息子夫婦のセカンドハウス2021年12月21日

 長男は外資系の製薬会社の営業職(MR)である。息子の勤務状況を通じて転勤・転職が日常茶飯事である製薬業界の風土を知ることになった。息子も大学卒業以来30年近くを経て10回を超える転居・転勤を繰り返している。この間、3回の転職も経験している。全て外資系の製薬会社であり、外資系製薬業界では転職はむしろジョブ・アップを意味している傾向にある。実際に息子も転職のつど待遇はアップしているようだ。とはいえ息子の嫁には10回以上もの転居転勤はかなりの精神的負担だったに違いない。
 その息子夫婦が先月にセカンドライフともいえる戸建新築住宅を取得した。転勤族として浮草のような住生活を過ごしてきた息子夫婦である。50歳を前にして老後を見据えた終の棲家を想定したとしても不思議でない。新居は息子の大学時代になじみがあり嫁の実家の沿線沿いの阪神間の海沿いにある。現在は名古屋市内の賃貸マンション住まいである。月に1~2度夫婦でこの新居での週末を楽しんでいるようだ。
 息子夫婦から招かれてその新居を訪ねた。お昼過ぎに最寄り駅近くのお鮨屋さんで合流した。お店の個室座敷に案内され、いっぱいあるランチメニューから焼き穴子丼を注文した。鮨飯に錦糸卵が敷き詰められ、香ばしい刻まれた焼き穴子がたっぷりのっている。季節のサラダと赤だしとアイスのデザートがついて1080円とお値打ち感のあるランチセットだった。
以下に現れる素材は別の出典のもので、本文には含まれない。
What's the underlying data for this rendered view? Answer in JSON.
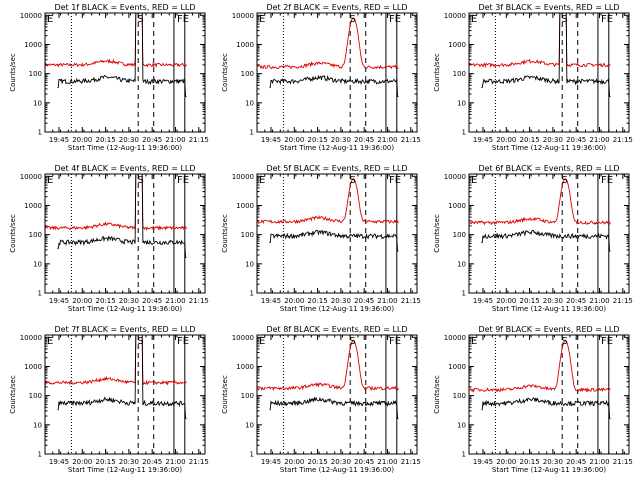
{
  "figure": {
    "chart_data": [
      {
        "type": "line",
        "title": "Det 1f BLACK = Events, RED = LLD",
        "red_level": 200,
        "black_level": 55,
        "peak": "sat",
        "xlabel": "Start Time (12-Aug-11 19:36:00)",
        "ylabel": "Counts/sec",
        "flags": [
          "E",
          "S",
          "FE"
        ]
      },
      {
        "type": "line",
        "title": "Det 2f BLACK = Events, RED = LLD",
        "red_level": 170,
        "black_level": 55,
        "peak": "gauss",
        "peak_value": 8000,
        "xlabel": "Start Time (12-Aug-11 19:36:00)",
        "ylabel": "Counts/sec",
        "flags": [
          "E",
          "S",
          "FE"
        ]
      },
      {
        "type": "line",
        "title": "Det 3f BLACK = Events, RED = LLD",
        "red_level": 200,
        "black_level": 55,
        "peak": "sat",
        "xlabel": "Start Time (12-Aug-11 19:36:00)",
        "ylabel": "Counts/sec",
        "flags": [
          "E",
          "S",
          "FE"
        ]
      },
      {
        "type": "line",
        "title": "Det 4f BLACK = Events, RED = LLD",
        "red_level": 170,
        "black_level": 55,
        "peak": "sat",
        "xlabel": "Start Time (12-Aug-11 19:36:00)",
        "ylabel": "Counts/sec",
        "flags": [
          "E",
          "S",
          "FE"
        ]
      },
      {
        "type": "line",
        "title": "Det 5f BLACK = Events, RED = LLD",
        "red_level": 280,
        "black_level": 90,
        "peak": "gauss",
        "peak_value": 8000,
        "xlabel": "Start Time (12-Aug-11 19:36:00)",
        "ylabel": "Counts/sec",
        "flags": [
          "E",
          "S",
          "FE"
        ]
      },
      {
        "type": "line",
        "title": "Det 6f BLACK = Events, RED = LLD",
        "red_level": 260,
        "black_level": 90,
        "peak": "gauss",
        "peak_value": 8000,
        "xlabel": "Start Time (12-Aug-11 19:36:00)",
        "ylabel": "Counts/sec",
        "flags": [
          "E",
          "S",
          "FE"
        ]
      },
      {
        "type": "line",
        "title": "Det 7f BLACK = Events, RED = LLD",
        "red_level": 280,
        "black_level": 55,
        "peak": "sat",
        "xlabel": "Start Time (12-Aug-11 19:36:00)",
        "ylabel": "Counts/sec",
        "flags": [
          "E",
          "S",
          "FE"
        ]
      },
      {
        "type": "line",
        "title": "Det 8f BLACK = Events, RED = LLD",
        "red_level": 180,
        "black_level": 55,
        "peak": "gauss",
        "peak_value": 7500,
        "xlabel": "Start Time (12-Aug-11 19:36:00)",
        "ylabel": "Counts/sec",
        "flags": [
          "E",
          "S",
          "FE"
        ]
      },
      {
        "type": "line",
        "title": "Det 9f BLACK = Events, RED = LLD",
        "red_level": 160,
        "black_level": 55,
        "peak": "gauss",
        "peak_value": 7500,
        "xlabel": "Start Time (12-Aug-11 19:36:00)",
        "ylabel": "Counts/sec",
        "flags": [
          "E",
          "S",
          "FE"
        ]
      }
    ],
    "shared": {
      "x_ticks": [
        "19:45",
        "20:00",
        "20:15",
        "20:30",
        "20:45",
        "21:00",
        "21:15"
      ],
      "x_tick_minutes": [
        9,
        24,
        39,
        54,
        69,
        84,
        99
      ],
      "xlim_minutes": [
        0,
        103
      ],
      "y_ticks": [
        "1",
        "10",
        "100",
        "1000",
        "10000"
      ],
      "y_tick_values": [
        1,
        10,
        100,
        1000,
        10000
      ],
      "ylim": [
        1,
        12000
      ],
      "y_scale": "log",
      "event_lines_minutes": {
        "dotted": [
          17
        ],
        "dashed": [
          60,
          70
        ],
        "solid": [
          83,
          90
        ]
      },
      "series_colors": {
        "events": "#000000",
        "lld": "#dd0000"
      }
    }
  }
}
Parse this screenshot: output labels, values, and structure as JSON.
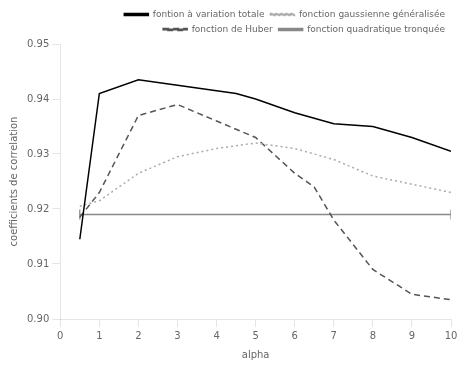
{
  "chart_data": {
    "type": "line",
    "xlabel": "alpha",
    "ylabel": "coefficients de correlation",
    "xlim": [
      0,
      10
    ],
    "ylim": [
      0.9,
      0.95
    ],
    "xticks": [
      0,
      1,
      2,
      3,
      4,
      5,
      6,
      7,
      8,
      9,
      10
    ],
    "yticks": [
      {
        "value": 0.9,
        "label": "0.90"
      },
      0.91,
      0.92,
      0.93,
      0.94,
      0.95
    ],
    "grid": false,
    "legend": "upper right",
    "series": [
      {
        "name": "fontion à variation totale",
        "color": "#000000",
        "line_style": "solid",
        "x": [
          0.5,
          1.0,
          2.0,
          3.0,
          4.0,
          4.5,
          5.0,
          6.0,
          7.0,
          8.0,
          9.0,
          10.0
        ],
        "values": [
          0.9145,
          0.941,
          0.9435,
          0.9425,
          0.9415,
          0.941,
          0.94,
          0.9375,
          0.9355,
          0.935,
          0.933,
          0.9305
        ]
      },
      {
        "name": "fonction gaussienne généralisée",
        "color": "#aaaaaa",
        "line_style": "dotted",
        "x": [
          0.5,
          1.0,
          2.0,
          3.0,
          4.0,
          5.0,
          6.0,
          7.0,
          8.0,
          9.0,
          10.0
        ],
        "values": [
          0.9205,
          0.9215,
          0.9265,
          0.9295,
          0.931,
          0.932,
          0.931,
          0.929,
          0.926,
          0.9245,
          0.923
        ]
      },
      {
        "name": "fonction de Huber",
        "color": "#555555",
        "line_style": "dashed",
        "x": [
          0.5,
          1.0,
          2.0,
          3.0,
          4.0,
          5.0,
          6.0,
          6.5,
          7.0,
          8.0,
          9.0,
          10.0
        ],
        "values": [
          0.9185,
          0.923,
          0.937,
          0.939,
          0.936,
          0.933,
          0.9265,
          0.924,
          0.918,
          0.909,
          0.9045,
          0.9035
        ]
      },
      {
        "name": "fonction quadratique tronquée",
        "color": "#888888",
        "line_style": "solid",
        "marker": "tick",
        "x": [
          0.5,
          10.0
        ],
        "values": [
          0.919,
          0.919
        ]
      }
    ]
  }
}
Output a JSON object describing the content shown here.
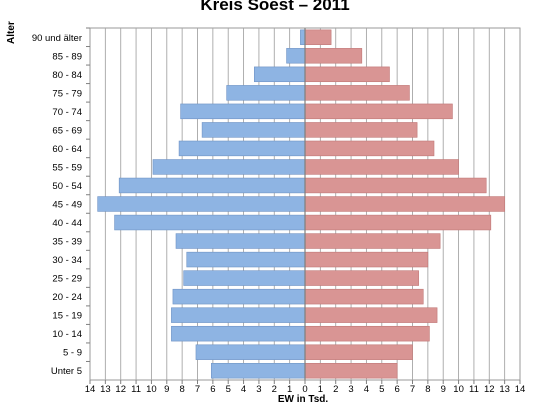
{
  "chart_data": {
    "type": "bar",
    "title": "Kreis Soest – 2011",
    "ylabel": "Alter",
    "xlabel": "EW in Tsd.",
    "xlim": [
      -14,
      14
    ],
    "grid": true,
    "categories": [
      "90 und älter",
      "85 - 89",
      "80 - 84",
      "75 - 79",
      "70 - 74",
      "65 - 69",
      "60 - 64",
      "55 - 59",
      "50 - 54",
      "45 - 49",
      "40 - 44",
      "35 - 39",
      "30 - 34",
      "25 - 29",
      "20 - 24",
      "15 - 19",
      "10 - 14",
      "5 - 9",
      "Unter 5"
    ],
    "x_ticks": [
      "14",
      "13",
      "12",
      "11",
      "10",
      "9",
      "8",
      "7",
      "6",
      "5",
      "4",
      "3",
      "2",
      "1",
      "0",
      "1",
      "2",
      "3",
      "4",
      "5",
      "6",
      "7",
      "8",
      "9",
      "10",
      "11",
      "12",
      "13",
      "14"
    ],
    "series": [
      {
        "color": "#8eb4e3",
        "values": [
          0.3,
          1.2,
          3.3,
          5.1,
          8.1,
          6.7,
          8.2,
          9.9,
          12.1,
          13.5,
          12.4,
          8.4,
          7.7,
          7.9,
          8.6,
          8.7,
          8.7,
          7.1,
          6.1
        ]
      },
      {
        "color": "#d99594",
        "values": [
          1.7,
          3.7,
          5.5,
          6.8,
          9.6,
          7.3,
          8.4,
          10.0,
          11.8,
          13.0,
          12.1,
          8.8,
          8.0,
          7.4,
          7.7,
          8.6,
          8.1,
          7.0,
          6.0
        ]
      }
    ]
  }
}
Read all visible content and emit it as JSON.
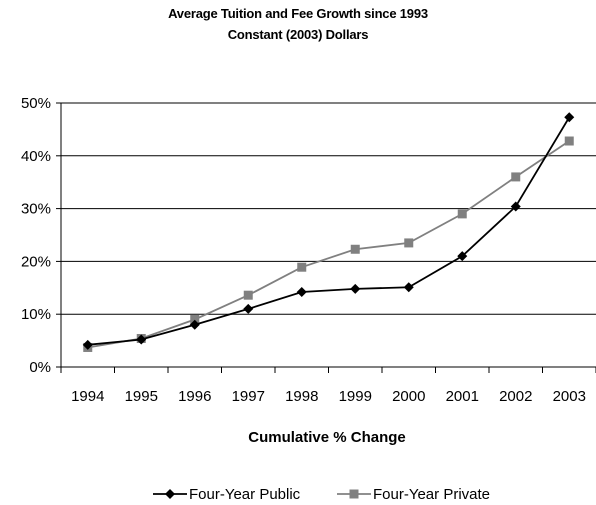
{
  "chart_data": {
    "type": "line",
    "title": "Average Tuition and Fee Growth since 1993",
    "subtitle": "Constant (2003) Dollars",
    "xlabel": "Cumulative % Change",
    "ylabel": "",
    "categories": [
      "1994",
      "1995",
      "1996",
      "1997",
      "1998",
      "1999",
      "2000",
      "2001",
      "2002",
      "2003"
    ],
    "ylim": [
      0,
      50
    ],
    "yticks": [
      0,
      10,
      20,
      30,
      40,
      50
    ],
    "ytick_labels": [
      "0%",
      "10%",
      "20%",
      "30%",
      "40%",
      "50%"
    ],
    "grid": "horizontal",
    "legend_position": "bottom",
    "series": [
      {
        "name": "Four-Year Public",
        "color": "#000000",
        "marker": "diamond",
        "values": [
          4.2,
          5.2,
          8.0,
          11.0,
          14.2,
          14.8,
          15.1,
          21.0,
          30.4,
          47.3
        ]
      },
      {
        "name": "Four-Year Private",
        "color": "#808080",
        "marker": "square",
        "values": [
          3.7,
          5.4,
          9.0,
          13.6,
          18.9,
          22.3,
          23.5,
          29.0,
          36.0,
          42.8
        ]
      }
    ]
  }
}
鮨屋さんから車で15分ほどのところに息子夫婦の新居があった。海岸沿いの海の見える家である。これまでの10ケ所以上の転居経験と全国を股にかけた出張先での見聞が”海の見える家”という「人生の晩年の住まいの家という夢」を育んだという。外装・内装が白で統一されたお洒落な住まいだった。定住していない住まいのまだ殺風景な室内を案内してくれた。2階ベランダから見える海の景色も眺めた。息子夫婦の晩年の終の棲家への備えを祝福した。